As operadoras de telecomunicação repassarão informações sobre a circulação de pessoas para que o governo faça avaliações e desenvolva estratégias de prevenção e combate à epidemia do novo coronavírus. A parceria vai durar o período da calamidade pública da Covid-19 e envolve as empresas Vivo, Claro, Oi, Tim e Algar.

De acordo com o sindicato das empresas do setor (Sinditelebrasil), serão repassados dados agregados e anonimizados da circulação dos seus clientes.

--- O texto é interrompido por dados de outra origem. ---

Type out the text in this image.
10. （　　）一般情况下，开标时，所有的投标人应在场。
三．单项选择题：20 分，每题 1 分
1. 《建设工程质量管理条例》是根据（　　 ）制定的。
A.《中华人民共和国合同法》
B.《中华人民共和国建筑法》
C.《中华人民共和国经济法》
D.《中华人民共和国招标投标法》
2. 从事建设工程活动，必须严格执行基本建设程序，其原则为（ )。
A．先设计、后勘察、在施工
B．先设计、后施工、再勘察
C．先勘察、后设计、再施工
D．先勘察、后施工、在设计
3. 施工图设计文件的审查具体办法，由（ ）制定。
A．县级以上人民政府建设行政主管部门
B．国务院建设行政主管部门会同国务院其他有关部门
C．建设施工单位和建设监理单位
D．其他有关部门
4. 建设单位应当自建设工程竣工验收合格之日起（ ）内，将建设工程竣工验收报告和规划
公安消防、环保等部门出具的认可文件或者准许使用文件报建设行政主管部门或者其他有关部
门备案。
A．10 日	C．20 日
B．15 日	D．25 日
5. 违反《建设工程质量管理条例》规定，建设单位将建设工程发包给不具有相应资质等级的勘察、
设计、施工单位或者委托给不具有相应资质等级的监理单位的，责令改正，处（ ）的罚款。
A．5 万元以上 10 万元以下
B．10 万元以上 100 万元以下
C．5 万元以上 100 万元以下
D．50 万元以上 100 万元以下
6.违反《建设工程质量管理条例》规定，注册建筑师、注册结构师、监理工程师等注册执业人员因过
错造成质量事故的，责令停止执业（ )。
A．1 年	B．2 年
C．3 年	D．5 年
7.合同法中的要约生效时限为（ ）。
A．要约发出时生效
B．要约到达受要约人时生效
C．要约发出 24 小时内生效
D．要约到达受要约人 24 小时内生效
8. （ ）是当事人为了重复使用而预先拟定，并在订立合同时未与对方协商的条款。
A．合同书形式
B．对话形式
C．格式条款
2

Os dados permitirão visualizar “manchas de calor” da concentração de pessoas em localidades de todo o país, auxiliando o governo a localizar onde estão ocorrendo aglomerações.

Quando uma pessoa liga um celular, o aparelho se conecta a uma antena, chamada no linguajar técnico de Estação Rádio-Base (ERB). Segundo o presidente executivo do Sinditelebrasil, Marcos Ferrari, a informação repassada ao governo será de quando e onde ocorreram essas conexões entre usuário e redes das operadoras.

“O que nós estamos disponibilizando para o governo é este dado estatístico agregado. Não vamos falar em número de linha nem em nome da pessoa. Em tal dia estavam conectadas tantas linhas em tal antena. Isso é um mapa. Olha por cima do país e enxerga como se dá a concentração de pessoas, deslocamento delas por meio deste mecanismo estatístico”, disse Ferrari.

Os dados serão consolidados no fim do dia e repassados a um servidor da empresa estadunidense Microsoft, de onde poderão ser acessados pelo governo. Assim, o “mapa” mostrará a situação sempre do dia anterior. As cinco operadoras possuem uma grande base de dados, somando 214 milhões de chips (embora vários clientes tenham mais de um chip).

“A forma como o governo vai usar esse dado pode ser de diversas maneiras. A gente não vai interferir nisso, pois é uma decisão do governo. Pode ser uma universidade que pode fazer esse uso dos dados, ou empresa terceirizada que lide com inteligência artificial. Para isso governo está botando a governança dele para aplicar de maneira eficiente estes dados”, comenta o executivo do Sinditelebrasil. Ele acrescenta que os princípios de proteção previstos na Lei Geral de Proteção de Dados e do Marco Civil da Internet serão respeitados.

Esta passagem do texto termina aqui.